Вот каков был вид поля битвы в тот момент, когда на нем появился Эммануил Филиберт, подобный Нептуну
Вергилия, чтобы произнести «quos ego!
[44]
», которое должно было успокоить бушующие волны.
Прежде всего (просим прощения у читателя, или, как говорят пикардийские крестьяне, с которыми мы сейчас столкнемся, «если бы не наше к вам уважение») отметим, что главным действующим лицом всей этой шумной сцены был осел.
Правда, осел был великолепен, а нагружен он был капустой, морковью и латуком и брыкался и ревел изо всех сил, причем овощная кладь летела от него во все стороны.
Вторым по значимости действующим лицом бесспорно был наш старый друг Генрих Шарфенштайн, наносивший удары налево и направо вырванным из земли колом от палатки и уже уложивший семь или восемь фламандских солдат. Лицо его отражало глубокую грусть, но грусть эта, как видит читатель, ничуть не уменьшила силу его рук.
Третьим персонажем была красивая молодая крестьянка — крепкая и свежая, она изо всех сил колотила испанского солдата, вероятно позволившего себе по отношению к ней какие-то вольности, что ее скромность не могла допустить.
Помимо того, тут присутствовал еще крестьянин — по-видимому хозяин осла, — он подбирал латук, морковь и капусту, на которые были весьма падки окружавшие его солдаты.
Появление Эммануила Филиберта произвело на присутствующих такое же впечатление, как если бы они увидели голову Медузы: солдаты побросали капусту, морковь и латук, которые они было присвоили; красотка отпустила испанского солдата, и тот, с выдранными наполовину усами и разбитым в кровь носом, немедленно убежал; осел перестал брыкаться и реветь.
Только Генрих Шарфенштайн, как заведенная машина, никак не мог остановиться и нанес колом еще два-три удара, уложив двух-трех испанских солдат.
— Что происходит, — спросил Эммануил Филиберт, — и почему обижают этих добрых людей?

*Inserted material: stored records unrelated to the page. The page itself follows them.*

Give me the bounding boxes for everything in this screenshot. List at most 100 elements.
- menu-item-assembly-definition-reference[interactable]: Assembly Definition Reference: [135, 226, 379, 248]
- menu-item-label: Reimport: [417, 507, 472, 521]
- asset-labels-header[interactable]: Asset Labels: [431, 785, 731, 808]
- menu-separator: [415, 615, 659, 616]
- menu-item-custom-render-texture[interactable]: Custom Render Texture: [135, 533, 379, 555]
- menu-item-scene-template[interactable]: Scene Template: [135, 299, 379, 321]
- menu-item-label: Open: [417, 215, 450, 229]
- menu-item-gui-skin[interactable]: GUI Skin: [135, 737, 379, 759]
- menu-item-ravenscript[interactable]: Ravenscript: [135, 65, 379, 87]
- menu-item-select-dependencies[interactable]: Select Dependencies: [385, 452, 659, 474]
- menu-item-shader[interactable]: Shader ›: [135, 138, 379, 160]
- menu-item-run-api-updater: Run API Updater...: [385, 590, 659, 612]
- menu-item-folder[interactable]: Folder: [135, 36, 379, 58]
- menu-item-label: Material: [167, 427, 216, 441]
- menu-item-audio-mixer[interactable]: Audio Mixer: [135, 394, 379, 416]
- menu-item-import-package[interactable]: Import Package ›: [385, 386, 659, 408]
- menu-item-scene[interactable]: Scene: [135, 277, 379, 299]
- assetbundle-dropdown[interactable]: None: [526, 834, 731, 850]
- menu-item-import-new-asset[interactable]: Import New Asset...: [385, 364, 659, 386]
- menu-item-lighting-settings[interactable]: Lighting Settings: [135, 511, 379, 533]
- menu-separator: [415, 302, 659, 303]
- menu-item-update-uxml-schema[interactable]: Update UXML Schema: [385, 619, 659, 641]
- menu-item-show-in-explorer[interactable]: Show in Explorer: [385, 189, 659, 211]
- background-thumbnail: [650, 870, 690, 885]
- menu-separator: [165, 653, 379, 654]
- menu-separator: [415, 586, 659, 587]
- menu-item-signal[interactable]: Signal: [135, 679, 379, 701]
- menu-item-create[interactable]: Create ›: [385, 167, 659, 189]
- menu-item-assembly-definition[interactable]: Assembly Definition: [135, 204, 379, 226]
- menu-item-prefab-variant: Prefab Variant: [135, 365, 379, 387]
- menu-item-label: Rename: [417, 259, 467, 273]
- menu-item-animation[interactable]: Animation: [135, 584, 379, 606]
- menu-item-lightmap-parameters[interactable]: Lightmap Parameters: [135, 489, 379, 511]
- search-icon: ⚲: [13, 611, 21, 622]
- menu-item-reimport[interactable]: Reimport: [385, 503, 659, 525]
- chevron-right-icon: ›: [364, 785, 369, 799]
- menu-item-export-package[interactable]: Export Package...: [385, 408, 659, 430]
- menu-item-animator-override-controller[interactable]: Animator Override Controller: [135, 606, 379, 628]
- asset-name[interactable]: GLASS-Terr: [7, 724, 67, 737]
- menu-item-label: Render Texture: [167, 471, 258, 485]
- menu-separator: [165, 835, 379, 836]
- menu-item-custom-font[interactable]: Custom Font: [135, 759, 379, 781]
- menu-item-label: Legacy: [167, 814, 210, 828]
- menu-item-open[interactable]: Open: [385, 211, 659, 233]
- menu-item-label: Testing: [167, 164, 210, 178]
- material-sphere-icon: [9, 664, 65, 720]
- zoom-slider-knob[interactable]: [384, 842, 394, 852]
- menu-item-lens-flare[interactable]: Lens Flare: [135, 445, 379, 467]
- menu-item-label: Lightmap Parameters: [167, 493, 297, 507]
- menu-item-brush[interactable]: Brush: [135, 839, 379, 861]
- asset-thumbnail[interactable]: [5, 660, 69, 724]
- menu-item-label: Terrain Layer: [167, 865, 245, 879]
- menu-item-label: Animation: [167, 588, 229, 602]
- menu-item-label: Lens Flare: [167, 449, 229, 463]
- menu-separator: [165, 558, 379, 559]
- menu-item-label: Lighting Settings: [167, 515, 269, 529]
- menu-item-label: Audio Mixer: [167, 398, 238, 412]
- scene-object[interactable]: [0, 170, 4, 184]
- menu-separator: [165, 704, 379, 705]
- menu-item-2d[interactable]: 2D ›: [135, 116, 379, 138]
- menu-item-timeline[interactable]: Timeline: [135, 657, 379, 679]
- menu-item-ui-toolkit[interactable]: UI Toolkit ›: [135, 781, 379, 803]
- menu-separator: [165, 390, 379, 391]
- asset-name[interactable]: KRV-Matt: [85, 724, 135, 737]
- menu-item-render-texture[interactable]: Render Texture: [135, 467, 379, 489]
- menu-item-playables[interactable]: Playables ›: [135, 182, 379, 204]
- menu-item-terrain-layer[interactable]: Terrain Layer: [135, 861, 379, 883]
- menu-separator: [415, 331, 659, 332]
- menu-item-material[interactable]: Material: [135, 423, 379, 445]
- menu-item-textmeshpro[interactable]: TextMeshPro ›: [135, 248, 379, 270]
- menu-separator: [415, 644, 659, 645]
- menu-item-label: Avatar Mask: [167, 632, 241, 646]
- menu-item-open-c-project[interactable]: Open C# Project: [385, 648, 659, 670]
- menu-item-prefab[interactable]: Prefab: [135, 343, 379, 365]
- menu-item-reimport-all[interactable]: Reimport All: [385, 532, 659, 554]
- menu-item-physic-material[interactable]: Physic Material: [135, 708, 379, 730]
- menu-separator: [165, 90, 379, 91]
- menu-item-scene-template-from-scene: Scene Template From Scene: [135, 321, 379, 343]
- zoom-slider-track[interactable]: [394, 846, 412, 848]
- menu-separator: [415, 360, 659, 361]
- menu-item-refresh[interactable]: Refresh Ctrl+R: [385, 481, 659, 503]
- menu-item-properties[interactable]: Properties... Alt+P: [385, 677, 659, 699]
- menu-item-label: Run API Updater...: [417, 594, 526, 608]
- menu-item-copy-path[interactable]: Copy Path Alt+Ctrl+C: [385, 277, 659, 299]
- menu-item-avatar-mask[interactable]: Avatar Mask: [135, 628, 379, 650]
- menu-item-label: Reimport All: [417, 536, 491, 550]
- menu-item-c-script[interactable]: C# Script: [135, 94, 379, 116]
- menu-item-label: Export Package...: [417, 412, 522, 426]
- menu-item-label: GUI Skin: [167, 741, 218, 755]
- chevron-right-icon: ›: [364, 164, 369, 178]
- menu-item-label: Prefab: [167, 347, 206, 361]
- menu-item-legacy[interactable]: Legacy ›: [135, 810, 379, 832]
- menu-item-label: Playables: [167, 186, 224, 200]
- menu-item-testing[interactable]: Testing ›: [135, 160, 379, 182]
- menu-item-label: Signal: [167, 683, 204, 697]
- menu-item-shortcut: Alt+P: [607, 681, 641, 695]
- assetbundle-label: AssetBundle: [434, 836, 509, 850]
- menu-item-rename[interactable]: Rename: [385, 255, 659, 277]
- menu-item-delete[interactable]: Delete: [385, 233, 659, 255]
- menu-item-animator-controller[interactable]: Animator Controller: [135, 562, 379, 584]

— Ах, это вы, господин мой? Сейчас я вам все расскажу, — сказал крестьянин, подходя к герцогу; обе руки у него были заняты капустой, морковью и латуком, и по этой причине он держал в зубах шляпу за край, как бы специально для того, чтобы его пикардийский говор стал еще непонятнее.
— Вот черт! — пробормотал Эммануил Филиберт. — Наверное, трудновато будет понять, что вы мне говорите, Друг мой! Я чисто говорю по-итальянски, сносно по-испански, вполне прилично по-французски, немного по-немецки, но совершенно не знаю пикардийского наречия.